VICTORIA will reopen to people from regional NSW, with the government introducing a new "traffic light" system for interstate travel.
The permit system, which designates regions in other parts of Australia as green, orange or red depending on coronavirus risk, will go live from 6pm on Monday.
Premier Daniel Andrews confirmed under the new system, regional NSW is classified as orange.
Sydney and Brisbane will remain red for now, although Mr Andrews said this may change "late in the week".
Victorian Chief Health Officer Brett Sutton said the permit system will be a simple one issued "within minutes".
Mr Andrews said it was about slowing the spread of coronavirus into Victoria.
"If I get public health advice to lock other parts of the country, people from that part of the country travelling to Victoria, I will not hesitate to do that, I will do it in a moment," Mr Andrews said.
"The stakes are very high here, we have built something that is precious, and it needs to be safeguarded, and I make no apology for doing everything I can to keep Victoria safe.
"When you are making a judgement about whether you are going to travel to other parts of the country, you have to at least give some thought to the notion that there could be an outbreak and your plans may well be impacted by that, that has got to be part of your thinking because it is not normal, we are in a global pandemic.
"There is no vaccine yet, and until there is a vaccine and appropriate take-up of the vaccine and it is rolled out, our lives are going to be different, they are going to be COVID in normal, not normal."
I make no apology for doing everything I can to keep Victoria safe.Premier Daniel Andrews
Anyone wanting to come to Victoria from regional NSW will need to apply for a permit via the Services Victoria website, while current permits, including transit and workers permits, will remain valid.

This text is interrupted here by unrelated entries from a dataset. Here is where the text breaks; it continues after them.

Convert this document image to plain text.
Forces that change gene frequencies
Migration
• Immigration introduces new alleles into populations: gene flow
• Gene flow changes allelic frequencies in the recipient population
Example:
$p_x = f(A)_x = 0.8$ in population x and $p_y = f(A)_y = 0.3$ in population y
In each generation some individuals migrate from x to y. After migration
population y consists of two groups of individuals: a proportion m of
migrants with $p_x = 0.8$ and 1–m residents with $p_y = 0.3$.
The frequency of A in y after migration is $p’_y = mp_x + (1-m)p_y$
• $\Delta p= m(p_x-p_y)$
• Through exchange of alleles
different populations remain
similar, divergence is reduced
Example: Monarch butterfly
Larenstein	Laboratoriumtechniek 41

A new $4957 fine will apply to anyone arriving in the state without a permit.
It comes after a child who attended a childcare centre in Melbourne's southeast tested positive to COVID-19 since travelling overseas.
The state's health department on Monday confirmed the Australian child tested positive to the virus after arriving in Israel on January 9.
The child attended the Explorers Early Learning Centre in Armadale, about eight kilometres southeast of Melbourne, on January 7.
"We are working with colleagues in Israel to confirm the test result," a Department of Health and Human Services spokesman said in a statement to AAP.
"In the meantime, DHHS are taking all necessary precautions and investigating potential exposure sites - including where the child may have been exposed themselves."
The centre has been contacted and cleaning and contact tracing is underway.
Victoria's Chief Health Officer Brett Sutton suspects the case is a false positive.
"Children are extremely low risk of having serious illness; they can become infected but the transmissibility childcare settings is pretty low and my suspicion is this is not a true case," he said.
Monday marks the fifth consecutive day the state has recorded no new local or interstate cases of COVID-19, though a returned traveller in hotel quarantine has tested positive.
It brings the total number of active cases in the state to 40.
About 18,660 people were tested in the previous 24 hours.